I don't think I've ever seen a DPA that long: they're usually under 10 pages, and boil down to "you are the controller, we are the processor, we're not responsible for the data, you're responsible for instructing us to fulfil any data subject requests, we won't fulfil them on our own, we won't peek at the data, here's how we're keeping the data safe". If your DPA is 50 pages long, then I'd warrant there's a bloody good reason for it to be that long. Are you saying you'd go into a complex business arrangement with a service provider without paperwork clearly setting out the expectations for each party to the contract?

(Note that Article 28 does not require the DPA to be a separate document: it's absolutely fine for it to be part of the main contract, so long as the necessary boxes are ticked. Afaik the phrase "data processing agreement" does not appear in the text of the GDPR. Splitting these contractual clauses out as a separate document is a decision made by companies for their own convenience – much like how programmers split programs up into libraries and modules.)

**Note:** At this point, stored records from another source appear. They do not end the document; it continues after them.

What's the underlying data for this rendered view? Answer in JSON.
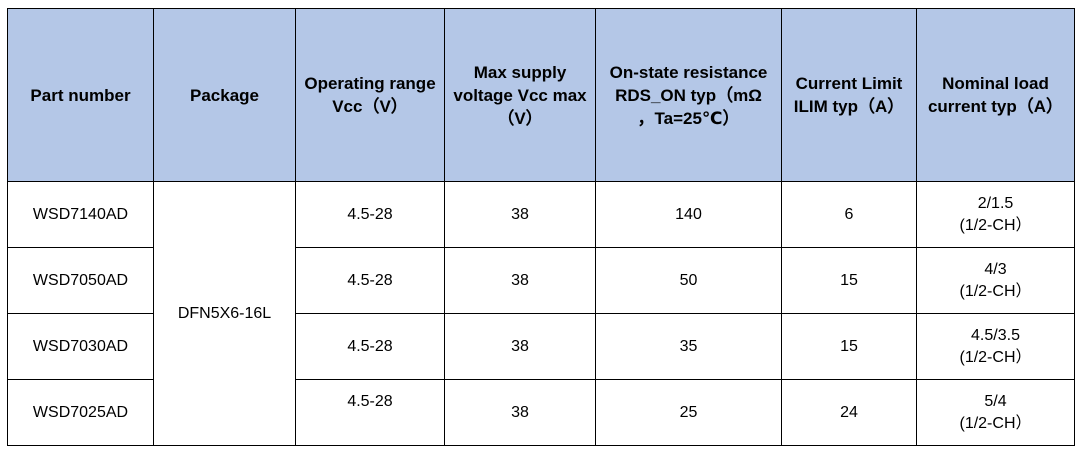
{
  "headers": [
    [
      "Part number"
    ],
    [
      "Package"
    ],
    [
      "Operating range",
      "Vcc（V）"
    ],
    [
      "Max supply",
      "voltage Vcc max",
      "（V）"
    ],
    [
      "On-state resistance",
      "RDS_ON typ（mΩ",
      "，Ta=25℃）"
    ],
    [
      "Current Limit",
      "ILIM typ（A）"
    ],
    [
      "Nominal load",
      "current typ（A）"
    ]
  ],
  "package": "DFN5X6-16L",
  "rows": [
    {
      "part": "WSD7140AD",
      "vcc": "4.5-28",
      "vmax": "38",
      "rds": "140",
      "ilim": "6",
      "load": [
        "2/1.5",
        "(1/2-CH）"
      ]
    },
    {
      "part": "WSD7050AD",
      "vcc": "4.5-28",
      "vmax": "38",
      "rds": "50",
      "ilim": "15",
      "load": [
        "4/3",
        "(1/2-CH）"
      ]
    },
    {
      "part": "WSD7030AD",
      "vcc": "4.5-28",
      "vmax": "38",
      "rds": "35",
      "ilim": "15",
      "load": [
        "4.5/3.5",
        "(1/2-CH）"
      ]
    },
    {
      "part": "WSD7025AD",
      "vcc": "4.5-28",
      "vmax": "38",
      "rds": "25",
      "ilim": "24",
      "load": [
        "5/4",
        "(1/2-CH）"
      ]
    }
  ]
}
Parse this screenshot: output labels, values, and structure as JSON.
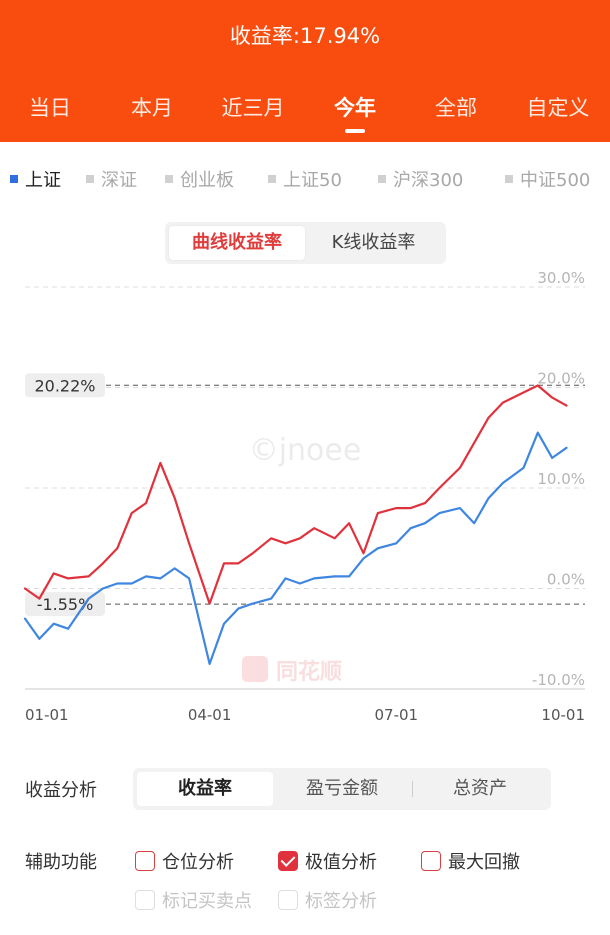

> The DPO isn't an engineer.

Let the DPO requisition an engineer. Running the appropriate queries against the database is a 2 minute job, so round up to half an hour. It's the way Stack Exchange did such things in their first few years of operation (admittedly, pre-GDPR, but that's besides the point). If the engineers are interrupted more than twice a week, then you can have one of them spend a couple of days throwing the tooling together to let the DPO field the requests alone.

> In healthcare, patients care that their data is secure and the service works. They aren't losing sleep over "data portability."

That's actually a major concern for anyone with complicated healthcare needs, who plans on moving to the catchment area of another practice. The amount of time wasted trying to persuade a new doctor that yes, I do need that medication, no I can't have the cheaper medication, I'm allergic — no, I do not want to "check" that I'm allergic, I nearly died the last time… no my prescription for this one needs to halve, not double, it's lower because I'm discontinuing it… all vastly simplified if they can just read up on your electronic health record, which data portability guarantees they're able to do.